Glück? Glücklich ist man zurzeit im Leutzscher Holz, durchaus, doch das, was Trainerstab und Mannschaft in dieser Spielzeit auf den Platz bringen – und sich dabei endlich auch auf dem Punktekonto und mit Erfolgserlebnissen für ihre Mühe belohnen, beileibe keine Selbstverständlichkeit in Leutzsch – ist nicht das Ergebnis einer Glückssträhne, sondern toller, engagierter und einfach guter Arbeit bei den Spielern und den Männern rund um Miroslav Jagatic. War zu Beginn der Saison noch wenig klar, wie beispielsweise die Qualität von Tarik Reinhard im Mittelfeldzentrum adäquat ersetzt werden sollte (an dieser Stelle nur die besten Genesungswünsche an unsere Verletzten, Tarik Reinhard und Mateo Andačić!) und auch die Lösungsversuche in Phasen eher ausnahmsweise funktionierten, scheint die Formation, in der Chemie jüngst aufläuft, zu passen wie Flutlicht auf Sportpark: Alexander Bury und Dennis Mast stellen in einem aus einer Dreier- beziehungsweise Fünferkette agierenden System die Doppelsechs dar, ordnen, fordern und verteilen Bälle, treiben das Spiel voran. Speziell Dennis Mast ist hier hervorzuheben, dessen Aktionsradius in jeder Partie das komplette Spielfeld ist und dessen Nummer 10 überall zu sehen ist. Hinten sorgen in der Dreierkette im Abwehrzentrum Freistoßexperte Philipp Harant und zu seiner Linken beziehungsweise Rechten Ben Keßler und Philipp Wendt für Stabilität und Sicherheit. Gerade Philipp Wendt, der gegen Carl Zeiss auf den Platz zurückkehrte und für den angeschlagenen Paul Horschig in die Startelf rückte, stellte durch seine Leistung und seine Rettungstaten seinen enormen Mehrwert für das Team unter Beweis. Und auch Benjamin Bellot präsentiert sich momentan als einer der besten Keeper der Liga. Dazu trafen schon vier unterschiedliche Spieler der BSG Chemie per direktem Freistoß innerhalb der ersten acht Spieltage, die Neuzugänge sind mehr als nur gut angekommen im Leutzscher Holz und bei Chemie und die BSG grüßt von Platz drei der Tabelle der Regionalliga Nordost: Auch, wenn das nur eine Momentaufnahme sein sollte – diesen Schnappschuss rahmt man sich doch gerne ein.

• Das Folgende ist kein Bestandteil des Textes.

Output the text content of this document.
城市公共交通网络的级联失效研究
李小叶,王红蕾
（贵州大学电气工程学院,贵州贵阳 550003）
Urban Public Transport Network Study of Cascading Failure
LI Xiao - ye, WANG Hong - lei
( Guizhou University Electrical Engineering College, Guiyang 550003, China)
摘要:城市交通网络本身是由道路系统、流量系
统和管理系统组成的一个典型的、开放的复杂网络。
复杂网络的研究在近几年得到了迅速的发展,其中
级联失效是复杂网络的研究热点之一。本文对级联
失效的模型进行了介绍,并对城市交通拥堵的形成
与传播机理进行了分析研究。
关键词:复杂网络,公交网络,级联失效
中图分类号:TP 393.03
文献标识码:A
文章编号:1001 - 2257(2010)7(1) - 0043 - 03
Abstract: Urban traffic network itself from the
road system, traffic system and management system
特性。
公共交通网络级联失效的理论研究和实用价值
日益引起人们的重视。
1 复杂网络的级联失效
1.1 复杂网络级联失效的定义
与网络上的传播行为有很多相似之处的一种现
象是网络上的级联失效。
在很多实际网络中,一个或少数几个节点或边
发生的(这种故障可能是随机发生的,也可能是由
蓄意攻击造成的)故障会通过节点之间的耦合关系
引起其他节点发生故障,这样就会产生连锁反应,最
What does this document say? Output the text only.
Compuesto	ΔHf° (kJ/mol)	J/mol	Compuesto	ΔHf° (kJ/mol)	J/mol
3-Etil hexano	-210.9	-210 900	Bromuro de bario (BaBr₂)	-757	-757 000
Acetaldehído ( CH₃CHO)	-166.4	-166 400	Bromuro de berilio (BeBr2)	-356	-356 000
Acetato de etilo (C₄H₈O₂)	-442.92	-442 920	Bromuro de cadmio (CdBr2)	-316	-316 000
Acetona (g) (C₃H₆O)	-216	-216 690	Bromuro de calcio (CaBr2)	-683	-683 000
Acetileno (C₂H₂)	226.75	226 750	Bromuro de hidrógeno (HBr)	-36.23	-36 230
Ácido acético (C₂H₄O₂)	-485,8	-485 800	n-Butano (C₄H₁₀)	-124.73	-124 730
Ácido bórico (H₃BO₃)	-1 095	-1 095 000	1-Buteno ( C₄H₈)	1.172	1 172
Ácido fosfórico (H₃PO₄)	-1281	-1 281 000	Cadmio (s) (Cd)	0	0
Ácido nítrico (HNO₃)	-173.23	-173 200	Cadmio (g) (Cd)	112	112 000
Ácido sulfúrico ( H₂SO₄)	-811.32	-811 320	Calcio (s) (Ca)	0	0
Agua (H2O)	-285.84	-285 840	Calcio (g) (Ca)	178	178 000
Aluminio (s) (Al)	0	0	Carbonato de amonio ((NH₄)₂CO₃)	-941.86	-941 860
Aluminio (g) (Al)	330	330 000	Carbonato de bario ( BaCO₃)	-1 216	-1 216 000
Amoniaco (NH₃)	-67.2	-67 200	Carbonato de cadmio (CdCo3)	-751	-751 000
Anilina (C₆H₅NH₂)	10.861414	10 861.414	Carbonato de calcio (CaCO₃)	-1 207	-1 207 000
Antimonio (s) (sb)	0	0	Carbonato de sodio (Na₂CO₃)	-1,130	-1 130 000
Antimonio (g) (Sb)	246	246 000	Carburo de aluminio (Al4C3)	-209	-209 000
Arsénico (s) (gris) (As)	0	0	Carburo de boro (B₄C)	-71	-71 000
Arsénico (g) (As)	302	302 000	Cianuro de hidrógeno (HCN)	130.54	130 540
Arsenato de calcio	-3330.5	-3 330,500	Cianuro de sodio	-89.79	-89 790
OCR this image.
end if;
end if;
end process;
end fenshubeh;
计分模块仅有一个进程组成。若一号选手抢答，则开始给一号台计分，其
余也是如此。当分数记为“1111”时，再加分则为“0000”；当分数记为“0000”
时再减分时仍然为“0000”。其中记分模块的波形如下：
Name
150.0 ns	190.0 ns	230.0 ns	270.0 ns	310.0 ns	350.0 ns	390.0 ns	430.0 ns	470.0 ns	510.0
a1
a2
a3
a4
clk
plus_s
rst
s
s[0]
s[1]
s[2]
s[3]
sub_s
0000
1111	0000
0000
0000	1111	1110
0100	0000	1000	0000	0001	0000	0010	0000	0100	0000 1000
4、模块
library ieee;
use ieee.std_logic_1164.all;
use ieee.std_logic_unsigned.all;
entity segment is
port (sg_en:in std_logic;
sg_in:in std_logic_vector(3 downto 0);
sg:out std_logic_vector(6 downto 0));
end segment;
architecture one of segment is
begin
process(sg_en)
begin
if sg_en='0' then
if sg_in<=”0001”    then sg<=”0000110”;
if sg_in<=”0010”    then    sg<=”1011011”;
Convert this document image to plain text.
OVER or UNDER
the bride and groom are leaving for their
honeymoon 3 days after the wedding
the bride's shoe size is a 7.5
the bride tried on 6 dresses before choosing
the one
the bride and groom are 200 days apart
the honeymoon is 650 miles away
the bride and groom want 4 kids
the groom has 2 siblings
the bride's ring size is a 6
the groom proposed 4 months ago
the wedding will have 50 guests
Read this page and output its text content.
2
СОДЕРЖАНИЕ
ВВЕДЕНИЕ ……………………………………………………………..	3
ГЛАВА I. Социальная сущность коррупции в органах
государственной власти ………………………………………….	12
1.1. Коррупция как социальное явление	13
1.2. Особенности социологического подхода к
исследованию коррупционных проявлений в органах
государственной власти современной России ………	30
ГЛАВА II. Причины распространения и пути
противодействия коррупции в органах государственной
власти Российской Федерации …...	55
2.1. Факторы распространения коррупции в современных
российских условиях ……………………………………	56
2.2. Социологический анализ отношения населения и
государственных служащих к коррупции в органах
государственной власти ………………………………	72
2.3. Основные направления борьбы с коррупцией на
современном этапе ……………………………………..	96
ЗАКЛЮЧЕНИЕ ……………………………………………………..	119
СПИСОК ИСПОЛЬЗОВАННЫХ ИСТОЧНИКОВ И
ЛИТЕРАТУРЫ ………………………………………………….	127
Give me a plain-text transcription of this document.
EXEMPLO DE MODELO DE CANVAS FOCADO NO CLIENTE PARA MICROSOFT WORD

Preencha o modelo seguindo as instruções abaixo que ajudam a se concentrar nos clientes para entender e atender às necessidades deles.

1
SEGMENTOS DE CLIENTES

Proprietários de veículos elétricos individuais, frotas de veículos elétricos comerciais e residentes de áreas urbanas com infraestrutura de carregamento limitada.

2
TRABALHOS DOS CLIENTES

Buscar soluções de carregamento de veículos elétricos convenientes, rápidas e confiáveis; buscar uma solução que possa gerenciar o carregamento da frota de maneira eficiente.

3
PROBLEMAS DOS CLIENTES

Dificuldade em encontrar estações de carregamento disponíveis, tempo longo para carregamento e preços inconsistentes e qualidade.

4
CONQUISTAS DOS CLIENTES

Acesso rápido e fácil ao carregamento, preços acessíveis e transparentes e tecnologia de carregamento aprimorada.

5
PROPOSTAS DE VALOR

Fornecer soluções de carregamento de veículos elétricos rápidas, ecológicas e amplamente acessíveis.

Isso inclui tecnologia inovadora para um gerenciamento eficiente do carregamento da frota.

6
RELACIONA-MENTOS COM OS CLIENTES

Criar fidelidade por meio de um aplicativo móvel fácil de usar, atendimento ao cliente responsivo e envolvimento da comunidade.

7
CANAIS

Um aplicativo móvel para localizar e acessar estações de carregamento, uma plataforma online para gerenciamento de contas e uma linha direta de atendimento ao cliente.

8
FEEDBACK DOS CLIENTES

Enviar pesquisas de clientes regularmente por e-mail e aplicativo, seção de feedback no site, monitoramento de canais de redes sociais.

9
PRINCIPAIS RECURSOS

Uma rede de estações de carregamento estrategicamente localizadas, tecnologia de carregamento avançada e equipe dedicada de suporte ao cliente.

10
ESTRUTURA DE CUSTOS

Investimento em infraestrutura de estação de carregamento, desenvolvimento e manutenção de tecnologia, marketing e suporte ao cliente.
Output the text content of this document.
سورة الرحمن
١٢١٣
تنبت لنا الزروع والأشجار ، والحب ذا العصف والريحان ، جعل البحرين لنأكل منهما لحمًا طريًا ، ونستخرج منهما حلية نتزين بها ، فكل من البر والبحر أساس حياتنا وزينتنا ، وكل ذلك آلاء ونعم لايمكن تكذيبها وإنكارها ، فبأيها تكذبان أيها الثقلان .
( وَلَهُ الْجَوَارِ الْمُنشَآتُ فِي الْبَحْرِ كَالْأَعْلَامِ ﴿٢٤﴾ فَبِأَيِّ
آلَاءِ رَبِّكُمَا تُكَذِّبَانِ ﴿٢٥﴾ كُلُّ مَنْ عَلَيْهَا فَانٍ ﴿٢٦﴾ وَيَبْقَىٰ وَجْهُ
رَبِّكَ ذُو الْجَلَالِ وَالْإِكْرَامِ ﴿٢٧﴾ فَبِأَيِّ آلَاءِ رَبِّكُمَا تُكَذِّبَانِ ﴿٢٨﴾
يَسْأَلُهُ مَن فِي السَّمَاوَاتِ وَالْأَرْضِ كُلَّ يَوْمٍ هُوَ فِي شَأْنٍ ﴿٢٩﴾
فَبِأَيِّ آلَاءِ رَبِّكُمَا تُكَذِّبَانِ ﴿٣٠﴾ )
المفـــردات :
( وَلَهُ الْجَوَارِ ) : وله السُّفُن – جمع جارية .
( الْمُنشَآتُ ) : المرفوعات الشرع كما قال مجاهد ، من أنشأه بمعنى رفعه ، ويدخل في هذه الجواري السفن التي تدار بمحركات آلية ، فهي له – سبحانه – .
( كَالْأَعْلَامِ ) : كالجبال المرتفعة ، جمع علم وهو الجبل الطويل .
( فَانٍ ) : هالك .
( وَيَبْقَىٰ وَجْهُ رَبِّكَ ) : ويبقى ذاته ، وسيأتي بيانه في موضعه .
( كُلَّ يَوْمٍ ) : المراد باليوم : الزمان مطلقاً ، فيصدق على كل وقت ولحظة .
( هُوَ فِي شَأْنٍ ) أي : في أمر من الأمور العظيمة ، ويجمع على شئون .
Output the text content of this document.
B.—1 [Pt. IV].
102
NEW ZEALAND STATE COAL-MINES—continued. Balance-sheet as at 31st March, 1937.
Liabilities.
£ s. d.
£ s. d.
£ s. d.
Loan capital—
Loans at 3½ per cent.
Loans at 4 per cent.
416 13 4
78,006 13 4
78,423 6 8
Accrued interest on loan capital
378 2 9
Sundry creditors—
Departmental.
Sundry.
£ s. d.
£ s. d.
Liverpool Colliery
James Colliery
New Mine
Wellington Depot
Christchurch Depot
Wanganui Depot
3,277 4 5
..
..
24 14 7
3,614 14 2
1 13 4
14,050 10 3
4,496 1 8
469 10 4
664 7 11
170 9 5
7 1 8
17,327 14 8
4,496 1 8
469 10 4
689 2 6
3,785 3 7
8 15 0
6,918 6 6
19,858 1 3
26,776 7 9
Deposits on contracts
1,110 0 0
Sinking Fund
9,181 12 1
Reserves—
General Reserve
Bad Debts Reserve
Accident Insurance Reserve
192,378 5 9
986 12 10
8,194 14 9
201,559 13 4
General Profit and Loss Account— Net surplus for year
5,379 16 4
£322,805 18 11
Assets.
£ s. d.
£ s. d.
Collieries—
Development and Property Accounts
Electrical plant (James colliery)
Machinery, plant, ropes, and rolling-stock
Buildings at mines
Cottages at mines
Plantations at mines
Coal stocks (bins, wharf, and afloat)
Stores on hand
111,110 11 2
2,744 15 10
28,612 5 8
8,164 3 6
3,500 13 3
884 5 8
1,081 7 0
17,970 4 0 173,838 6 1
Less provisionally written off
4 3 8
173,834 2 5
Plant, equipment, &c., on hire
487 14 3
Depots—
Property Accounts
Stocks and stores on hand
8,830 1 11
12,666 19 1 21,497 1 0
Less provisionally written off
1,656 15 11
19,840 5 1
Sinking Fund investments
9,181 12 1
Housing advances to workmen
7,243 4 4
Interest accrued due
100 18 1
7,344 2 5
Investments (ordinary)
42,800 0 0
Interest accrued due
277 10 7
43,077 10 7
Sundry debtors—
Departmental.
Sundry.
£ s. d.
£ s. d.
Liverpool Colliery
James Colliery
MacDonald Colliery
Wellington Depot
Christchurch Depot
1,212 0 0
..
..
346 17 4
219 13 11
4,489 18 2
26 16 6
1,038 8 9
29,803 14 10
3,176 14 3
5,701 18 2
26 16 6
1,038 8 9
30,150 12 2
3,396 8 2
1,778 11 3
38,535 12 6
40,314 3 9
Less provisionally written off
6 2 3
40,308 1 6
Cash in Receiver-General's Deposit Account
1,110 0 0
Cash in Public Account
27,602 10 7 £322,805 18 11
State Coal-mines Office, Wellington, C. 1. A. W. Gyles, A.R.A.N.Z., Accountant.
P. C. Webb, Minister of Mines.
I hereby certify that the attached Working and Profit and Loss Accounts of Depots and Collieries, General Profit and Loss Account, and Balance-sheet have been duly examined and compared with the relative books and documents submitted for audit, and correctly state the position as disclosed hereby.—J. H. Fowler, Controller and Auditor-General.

Zum 9. Spieltag der Saison 2022/23 in der Regionalliga Nordost und zur 108. Auflage des Leipziger Derbys gastiert die BSG Chemie Leipzig am morgigen Sonntag, 16. Oktober 2022, um 16 Uhr beim 1. FC Lokomotive im Bruno-Plache-Stadion in Probstheida. Die Partie steht unter der Leitung von Schiedsrichter Eugen Ostrin (FC Eisenach), als seine Assistenten fungieren Matthias Lämmchen (ZFC Meuselwitz) und Chris Rauschenberg (SG Jessetal Wenigenlupnitz). In der folgenden Woche geht es für die BSG Chemie Leipzig zuhause gegen die Zweitvertretung der Berliner Hertha (Sonnabend, 22. Oktober 2022, 13 Uhr im Alfred-Kunze-Sportpark) weiter. Der Mitteldeutsche Rundfunk MDR übertragt die Partie bei Sport im Osten live im TV und im Stream. Darüber hinaus sind unser App-Ticker und unser Fanradio Fünfeck.FM für euch vor Ort und berichten live von der Begegnung.
Das nächste Derby ist immer das wichtigste, also: Forza, BSG!